Vous êtes le fondateur du «Cercle des lumières pour la pensée libre», un espace de débat engagé contre l’obscurantisme. Vous vous mettez à dos les intégristes, par vos prises de parole sur les réseaux sociaux et vos interventions médiatiques. N’avez-vous pas peur ?
La peur c’est un phénomène naturel, c’est humain, mais ça ne m’arrête pas. Elle ne m’empêche pas de dire ce que j’ai à dire. Je reçois sur ma messagerie privée des dizaines ou des centaines d’insultes et de menaces. Je n’y prête pas attention. Tout ce que je dis dérange les intégristes, bien sûr, ils n’acceptent pas le débat ni la remise en cause des idées reçues traditionnelles.
Plus de 20 ans après la fin de la décennie noire, la société algérienne est-elle de plus en plus influencée par une vision rigoriste de la religion ?
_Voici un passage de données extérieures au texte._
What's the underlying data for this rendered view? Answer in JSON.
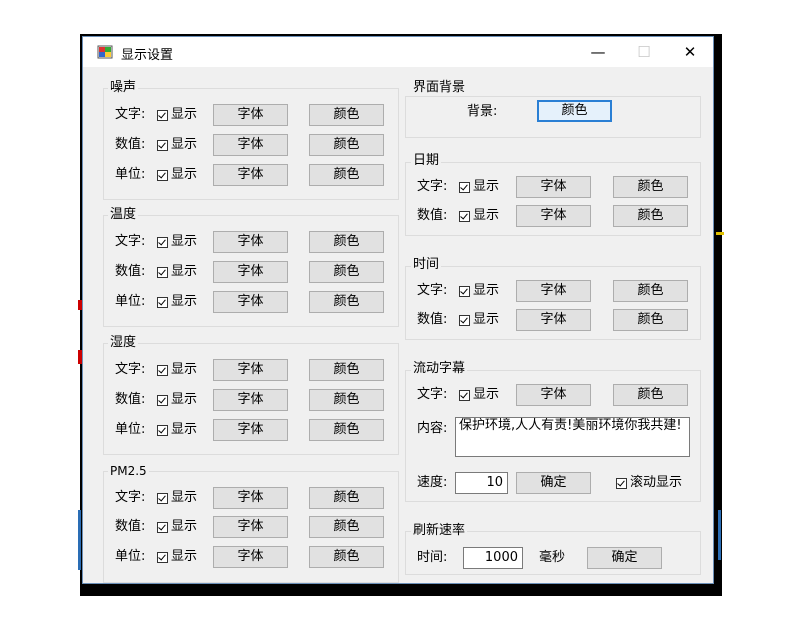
{
  "window": {
    "title": "显示设置",
    "minimize_glyph": "—",
    "maximize_glyph": "☐",
    "close_glyph": "✕"
  },
  "labels": {
    "text": "文字:",
    "value": "数值:",
    "unit": "单位:",
    "show": "显示",
    "font": "字体",
    "color": "颜色"
  },
  "noise": {
    "title": "噪声"
  },
  "temperature": {
    "title": "温度"
  },
  "humidity": {
    "title": "湿度"
  },
  "pm25": {
    "title": "PM2.5"
  },
  "background": {
    "title": "界面背景",
    "label": "背景:",
    "button": "颜色"
  },
  "date": {
    "title": "日期"
  },
  "time_group": {
    "title": "时间"
  },
  "marquee": {
    "title": "流动字幕",
    "content_label": "内容:",
    "content": "保护环境,人人有责!美丽环境你我共建!",
    "speed_label": "速度:",
    "speed": "10",
    "confirm": "确定",
    "scroll_label": "滚动显示"
  },
  "refresh": {
    "title": "刷新速率",
    "time_label": "时间:",
    "time_value": "1000",
    "unit": "毫秒",
    "confirm": "确定"
  },
  "checkboxes_checked": true,
  "colors": {
    "focus_border": "#2a7fd4",
    "window_bg": "#f0f0f0"
  }
}
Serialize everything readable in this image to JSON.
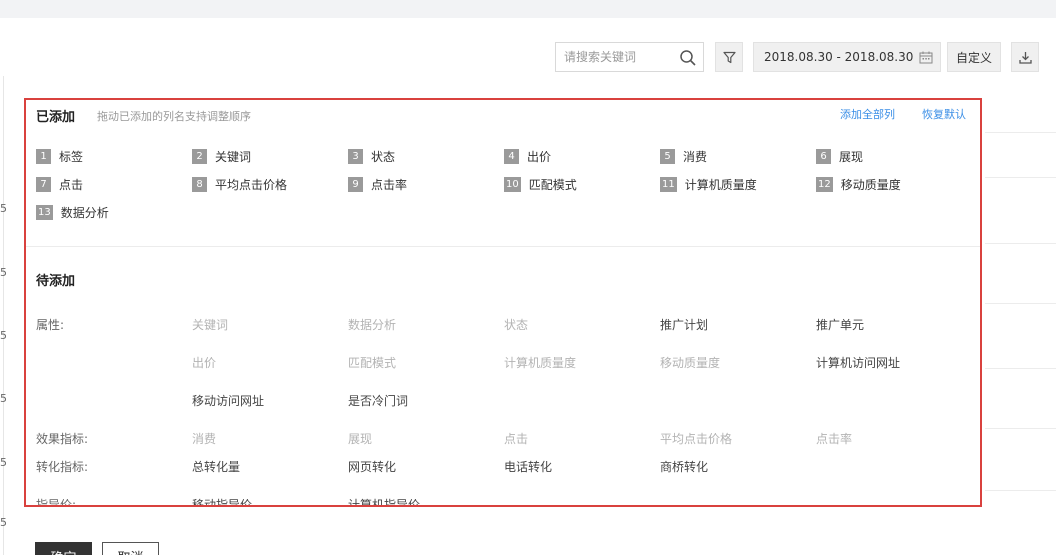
{
  "toolbar": {
    "search_placeholder": "请搜索关键词",
    "date_range": "2018.08.30 - 2018.08.30",
    "custom_label": "自定义"
  },
  "added": {
    "title": "已添加",
    "hint": "拖动已添加的列名支持调整顺序",
    "add_all_label": "添加全部列",
    "restore_label": "恢复默认",
    "items": [
      {
        "num": "1",
        "label": "标签"
      },
      {
        "num": "2",
        "label": "关键词"
      },
      {
        "num": "3",
        "label": "状态"
      },
      {
        "num": "4",
        "label": "出价"
      },
      {
        "num": "5",
        "label": "消费"
      },
      {
        "num": "6",
        "label": "展现"
      },
      {
        "num": "7",
        "label": "点击"
      },
      {
        "num": "8",
        "label": "平均点击价格"
      },
      {
        "num": "9",
        "label": "点击率"
      },
      {
        "num": "10",
        "label": "匹配模式"
      },
      {
        "num": "11",
        "label": "计算机质量度"
      },
      {
        "num": "12",
        "label": "移动质量度"
      },
      {
        "num": "13",
        "label": "数据分析"
      }
    ]
  },
  "pending": {
    "title": "待添加",
    "categories": [
      {
        "label": "属性:",
        "options": [
          {
            "label": "关键词",
            "enabled": false
          },
          {
            "label": "数据分析",
            "enabled": false
          },
          {
            "label": "状态",
            "enabled": false
          },
          {
            "label": "推广计划",
            "enabled": true
          },
          {
            "label": "推广单元",
            "enabled": true
          },
          {
            "label": "出价",
            "enabled": false
          },
          {
            "label": "匹配模式",
            "enabled": false
          },
          {
            "label": "计算机质量度",
            "enabled": false
          },
          {
            "label": "移动质量度",
            "enabled": false
          },
          {
            "label": "计算机访问网址",
            "enabled": true
          },
          {
            "label": "移动访问网址",
            "enabled": true
          },
          {
            "label": "是否冷门词",
            "enabled": true
          }
        ]
      },
      {
        "label": "效果指标:",
        "options": [
          {
            "label": "消费",
            "enabled": false
          },
          {
            "label": "展现",
            "enabled": false
          },
          {
            "label": "点击",
            "enabled": false
          },
          {
            "label": "平均点击价格",
            "enabled": false
          },
          {
            "label": "点击率",
            "enabled": false
          }
        ]
      },
      {
        "label": "转化指标:",
        "options": [
          {
            "label": "总转化量",
            "enabled": true
          },
          {
            "label": "网页转化",
            "enabled": true
          },
          {
            "label": "电话转化",
            "enabled": true
          },
          {
            "label": "商桥转化",
            "enabled": true
          }
        ]
      },
      {
        "label": "指导价:",
        "options": [
          {
            "label": "移动指导价",
            "enabled": true
          },
          {
            "label": "计算机指导价",
            "enabled": true
          }
        ]
      }
    ]
  },
  "footer": {
    "ok_label": "确定",
    "cancel_label": "取消"
  },
  "background": {
    "row_marks": [
      "5",
      "5",
      "5",
      "5",
      "5",
      "5"
    ]
  },
  "colors": {
    "highlight_border": "#d9413e",
    "link": "#3a8ee6",
    "chip_number_bg": "#9a9a9a"
  }
}
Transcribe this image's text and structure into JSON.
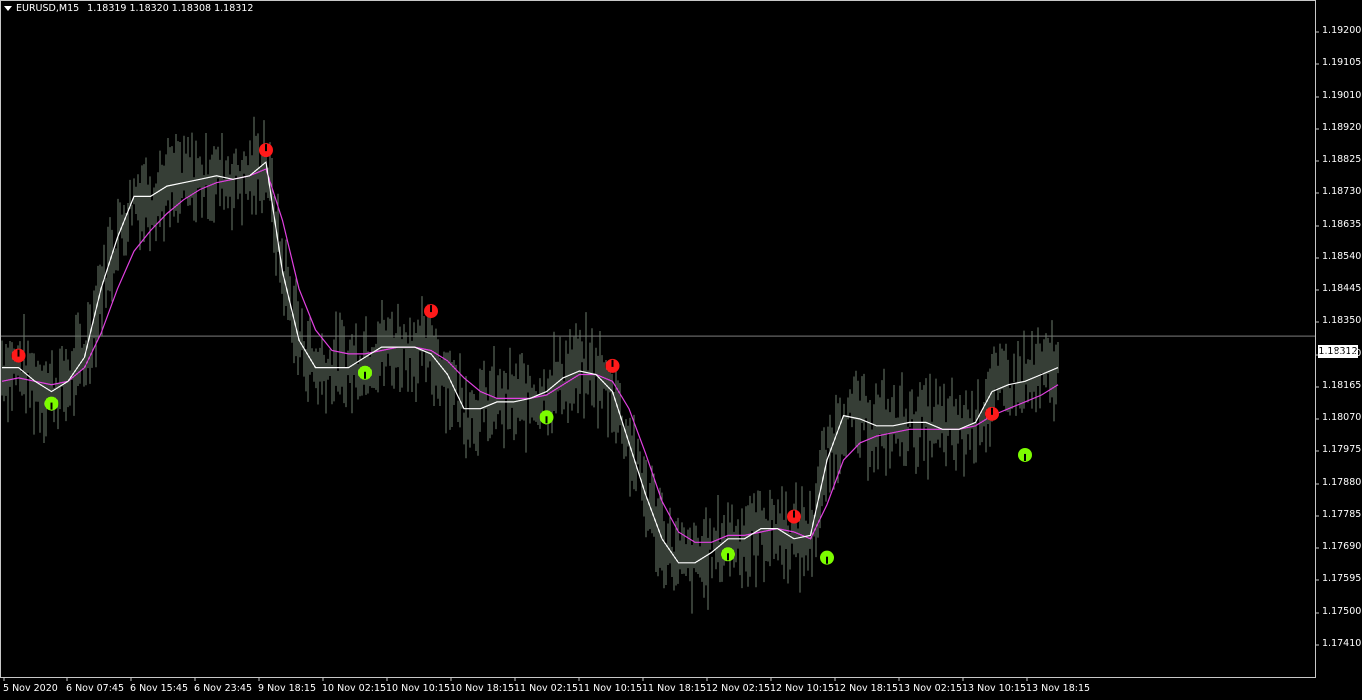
{
  "header": {
    "symbol": "EURUSD,M15",
    "quote": "1.18319 1.18320 1.18308 1.18312"
  },
  "price_axis": {
    "ticks": [
      "1.19200",
      "1.19105",
      "1.19010",
      "1.18920",
      "1.18825",
      "1.18730",
      "1.18635",
      "1.18540",
      "1.18445",
      "1.18350",
      "1.18260",
      "1.18165",
      "1.18070",
      "1.17975",
      "1.17880",
      "1.17785",
      "1.17690",
      "1.17595",
      "1.17500",
      "1.17410"
    ],
    "current_price": "1.18312"
  },
  "time_axis": {
    "ticks": [
      "5 Nov 2020",
      "6 Nov 07:45",
      "6 Nov 15:45",
      "6 Nov 23:45",
      "9 Nov 18:15",
      "10 Nov 02:15",
      "10 Nov 10:15",
      "10 Nov 18:15",
      "11 Nov 02:15",
      "11 Nov 10:15",
      "11 Nov 18:15",
      "12 Nov 02:15",
      "12 Nov 10:15",
      "12 Nov 18:15",
      "13 Nov 02:15",
      "13 Nov 10:15",
      "13 Nov 18:15"
    ]
  },
  "colors": {
    "background": "#000000",
    "bars": "#6b7b6b",
    "fast_ma": "#ffffff",
    "slow_ma": "#e040e0",
    "up_arrow": "#7cfc00",
    "down_arrow": "#ff1a1a",
    "price_line": "#c8c8c8"
  },
  "chart_data": {
    "type": "line",
    "price_range": [
      1.1741,
      1.1925
    ],
    "series": [
      {
        "values": [
          1.1822,
          1.1822,
          1.1818,
          1.1815,
          1.1818,
          1.1825,
          1.1845,
          1.186,
          1.1872,
          1.1872,
          1.1875,
          1.1876,
          1.1877,
          1.1878,
          1.1877,
          1.1878,
          1.1882,
          1.185,
          1.183,
          1.1822,
          1.1822,
          1.1822,
          1.1825,
          1.1828,
          1.1828,
          1.1828,
          1.1826,
          1.182,
          1.181,
          1.181,
          1.1812,
          1.1812,
          1.1813,
          1.1815,
          1.1819,
          1.1821,
          1.182,
          1.1815,
          1.18,
          1.1785,
          1.1772,
          1.1765,
          1.1765,
          1.1768,
          1.1772,
          1.1772,
          1.1775,
          1.1775,
          1.1772,
          1.1773,
          1.1795,
          1.1808,
          1.1807,
          1.1805,
          1.1805,
          1.1806,
          1.1806,
          1.1804,
          1.1804,
          1.1806,
          1.1815,
          1.1817,
          1.1818,
          1.182,
          1.1822
        ]
      },
      {
        "values": [
          1.1818,
          1.1819,
          1.1818,
          1.1817,
          1.1818,
          1.1822,
          1.1832,
          1.1845,
          1.1856,
          1.1862,
          1.1867,
          1.1871,
          1.1874,
          1.1876,
          1.1877,
          1.1878,
          1.188,
          1.1865,
          1.1845,
          1.1833,
          1.1827,
          1.1826,
          1.1826,
          1.1827,
          1.1828,
          1.1828,
          1.1827,
          1.1824,
          1.1819,
          1.1815,
          1.1813,
          1.1813,
          1.1813,
          1.1814,
          1.1817,
          1.182,
          1.182,
          1.1818,
          1.181,
          1.1797,
          1.1783,
          1.1774,
          1.1771,
          1.1771,
          1.1773,
          1.1773,
          1.1774,
          1.1775,
          1.1774,
          1.1772,
          1.1782,
          1.1795,
          1.18,
          1.1802,
          1.1803,
          1.1804,
          1.1804,
          1.1804,
          1.1804,
          1.1805,
          1.1808,
          1.181,
          1.1812,
          1.1814,
          1.1817
        ]
      }
    ],
    "signals": [
      {
        "type": "sell",
        "index": 1,
        "price": 1.1822
      },
      {
        "type": "buy",
        "index": 3,
        "price": 1.1815
      },
      {
        "type": "sell",
        "index": 16,
        "price": 1.1882
      },
      {
        "type": "buy",
        "index": 22,
        "price": 1.1824
      },
      {
        "type": "sell",
        "index": 26,
        "price": 1.1835
      },
      {
        "type": "buy",
        "index": 33,
        "price": 1.1811
      },
      {
        "type": "sell",
        "index": 37,
        "price": 1.1819
      },
      {
        "type": "buy",
        "index": 44,
        "price": 1.1771
      },
      {
        "type": "sell",
        "index": 48,
        "price": 1.1775
      },
      {
        "type": "buy",
        "index": 50,
        "price": 1.177
      },
      {
        "type": "sell",
        "index": 60,
        "price": 1.1805
      },
      {
        "type": "buy",
        "index": 62,
        "price": 1.18
      }
    ]
  }
}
Malheureusement, nous n’avons pas compris la leçon. La violence, l’exclusion, le refus de l’altérité et du débat, tout cela est monnaie courante. L’obscurantisme gagne de plus en plus de terrain, c’est la réalité. Sur le plan des idées rien n’a changé depuis les années 1990: les programmes scolaires sont les mêmes, il n’y a rien qui encourage le débat, le vivre-ensemble, l’acceptation de la différence. Rien n’exclut que les événements ne se répètent. Nous n’avons rien fait pour en éliminer les causes. Elles vivent toujours dans notre quotidien, dans nos médias, et même dans le discours religieux.
L’une des revendications du Hirac est une plus grande liberté religieuse en Algérie. Approuvez-vous ce mouvement ?
Je l’ai soutenu, à ses débuts, comme la majorité des Algériens. Aujourd’hui, plusieurs tendances cohabitent, il est à un carrefour, on ne sait pas ou cela va mener. Le Hirak a eu en tout cas un mérite: les Algériens commencent à comprendre que leurs problèmes ne peuvent pas être résolus en dehors du débat contradictoire et non-violent. Et c’est déjà un grand pas en avant.